Brown received her BSN from the University of Pittsburgh and, during what she calls her past life, a PhD in English from the University of Chicago. Before becoming a nurse she taught English at Tufts University — and we were lucky enough to score this interview with her on the eve of the paperback launch of The Shift: One Nurse, Twelve Hours, Four Patients’ Lives (Classic Lines – May 15).

In addition to her Classic Lines launch party, Brown will be speaking at Whitehall Public Library (May 4), Dormont Public Library (May 25), and Pittsburgh Arts and Lectures (June 21).

Start Reading The Shift

Paperback Book Launch…


What comes to mind when you think of Pittsburgh?
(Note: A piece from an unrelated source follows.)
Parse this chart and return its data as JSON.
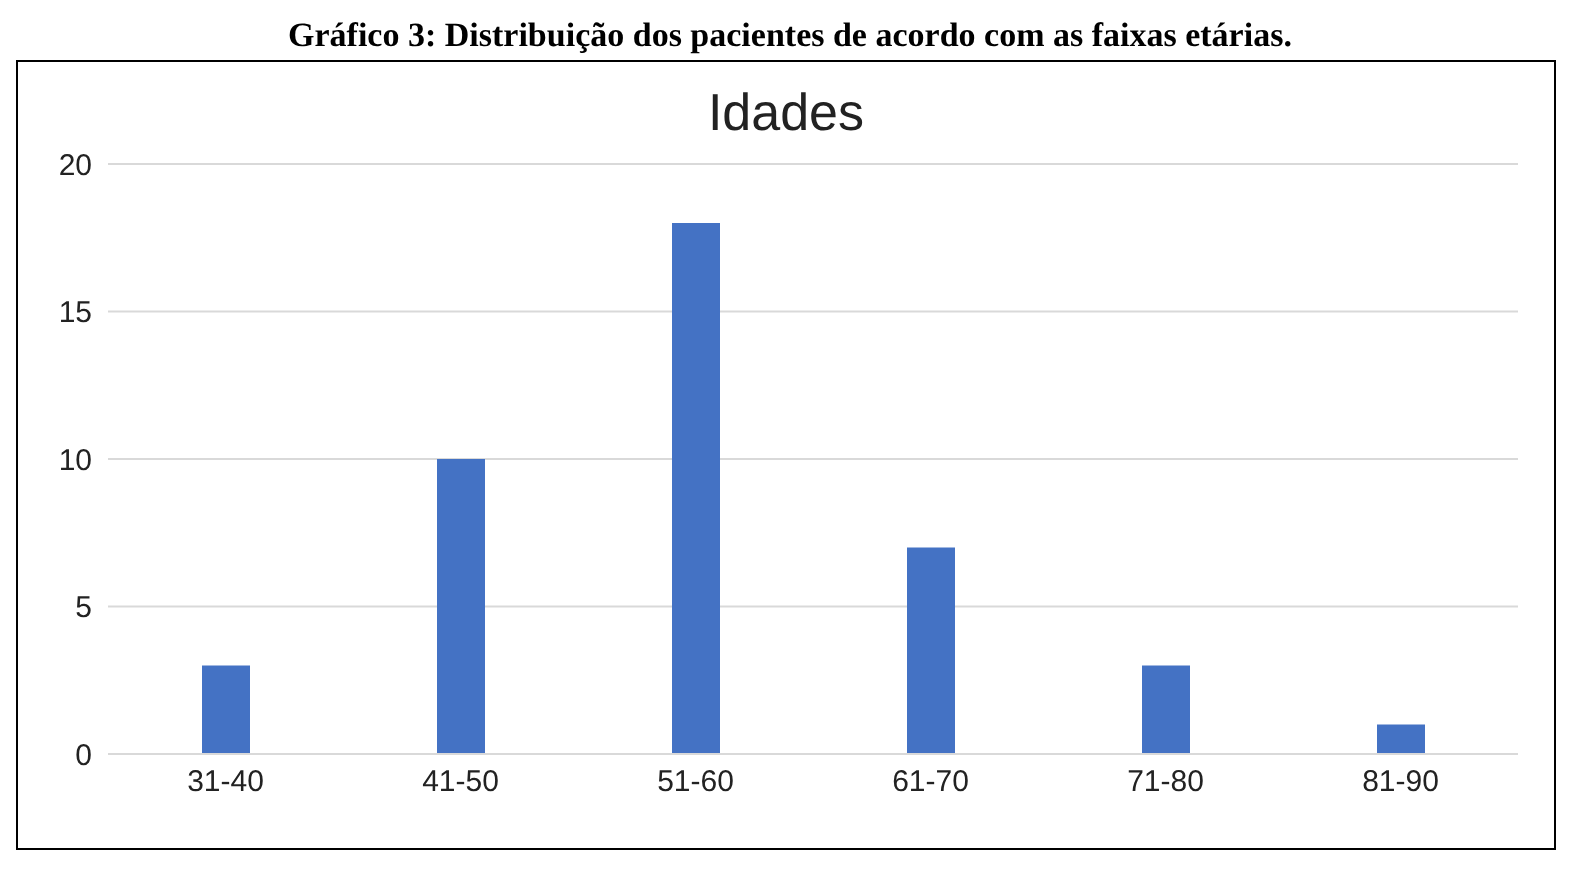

Bridges, of course, and nice people–real people–that strange accent, more great culture than I would have thought possible in a city of this size, and all the trees. I love my adopted city.

What books are on your nightstand?

Edith Pearlman’s Honeydew. I’ve read all but the last two stories–I’m saving them. Also, The Secret History of Wonder Woman by Jill Lepore; Can’t We Talk About Something More Pleasant by Roz Chast: Gloria Steinem’s My Life on the Road; and Banjo by Claude McKay. My son read McKay’s book in his college English class and thought I would like it; it’s about music, race, slavery, and belonging, I think.

Is there a book you’d like to see made into a film?

Ooooh! What a fun question. Remembrance of Things Past, by Marcel Proust. It would be the longest, most beautiful movie ever. But maybe not enough happens…

Who would you most want to share a plate of pierogis with?

Jeff Romoff, UPMC CEO. I’d like to tell him that he could still be a very rich man without nickel and diming the people of Pittsburgh over wages and access to health care.